Cruise ships regularly call into Santa Cruz de La Palma, and I thought people might like suggestions on what to see while they’re here. Of course it might be useful to people staying elsewhere on the island, too.
The Tourist Information Office is a distinctive glass building, right outside the entrance to the port, and the staff are very good. But it does tend to attract longish queues when a cruise ship’s just arrived.
People tend to ask about the shopping. Well, there are some interesting shops ( I like Artesanía Christina), but it’s a town of about 12,500, so you’re not going to get Oxford Street. On the other hand we’ve got some lovely historical buildings. If you’ve got an hour or so, stroll along the sea front. You’ll pass the famous balconies, which are about 350 years old, and a small castle. Sir Francis Drake attacked the place in November 1585, but they sent him off with a flea in his ear.
A little father on, turn left at the traffic lights, and you’ll find a replica of Christopher Columbus’s ship, the Santa Maria. It houses a naval museum, which only costs 1€. Beside it, there’s a pretty square, the Plaza Alemeda, which is a very nice place to stop for a coffee.
There are two exits to the square at the opposite end to the ship. The side farthest from the sea leads to the Square and church of St Francis (San Francisco) It’s a lovely collection of historical buildings. The convent was founded 500 years ago, although I think most of the buildings date from the 16th century. The cloisters are now the island’s museum. In addition tot eh permanent collection, they hold all sorts of exhibitions, some of them very good.
The exit from the Plaza Alemeda, which is closer to the sea front and running parallel to it, is the Calle Real. This means “Royal Street” because the three kings travel along it to meet Baby Jesus every Christmas. Rather confusingly, this name doesn’t appear on any of the street signs,. and different bits have different official names – the bit nearest the Alemeda is called Perez de Brito. Whatever you call it, it’s full of nice old buildings, many of which used to be the town houses of stinking rich merchants and nobles. Many are now shops.
You’ll cross a main road that runs at right angles to the Calle Real, running up the hill. This is Avenida El Puente, and it’s the other main shopping street. But if you continue on the Calle Real, (now called Calle O’Daly) You’ll reach the Plaza de España almost immediately. Plaza de España means Spanish Square, and it’s triangular. The posh-looking building at the top of the steps is the Church of the Saviour, built and rebuilt in bits and bobs from the 16th to the 19th century.

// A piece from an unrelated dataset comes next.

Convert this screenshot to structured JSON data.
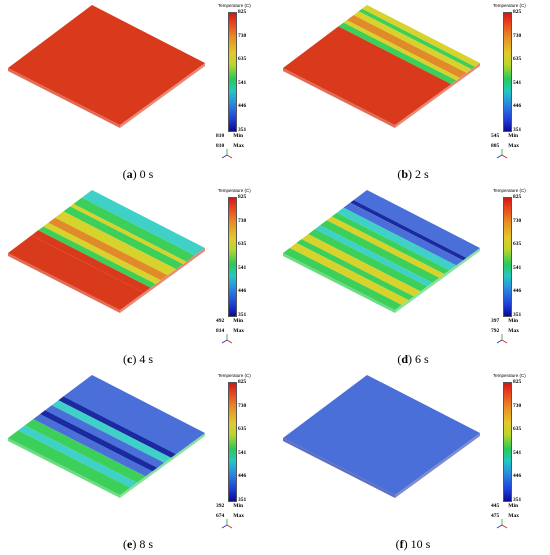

On the other side of the road is the Town Hall (1559-1563), the first one in Spain to have an elected council. Pop inside and look at the murals on the stairway.
If you have time for a side trip, go up past the church and have a wander around the old streets higher up the hill. It’s also good aerobic exercise.
A little farther along the Calle Real, you’ll reach the main exhibition room which is a great place to get a unique souvenir, if you’ve got the pennies. The exhibitions last for two weeks each.
Continuing along the Calle Real, you’ll pass several more old manor houses, including Palacio Salazar, which dates from the 16th century. Eventually, you’ll reach the post office. If you look left, you’ll see the Tourist Information Office again.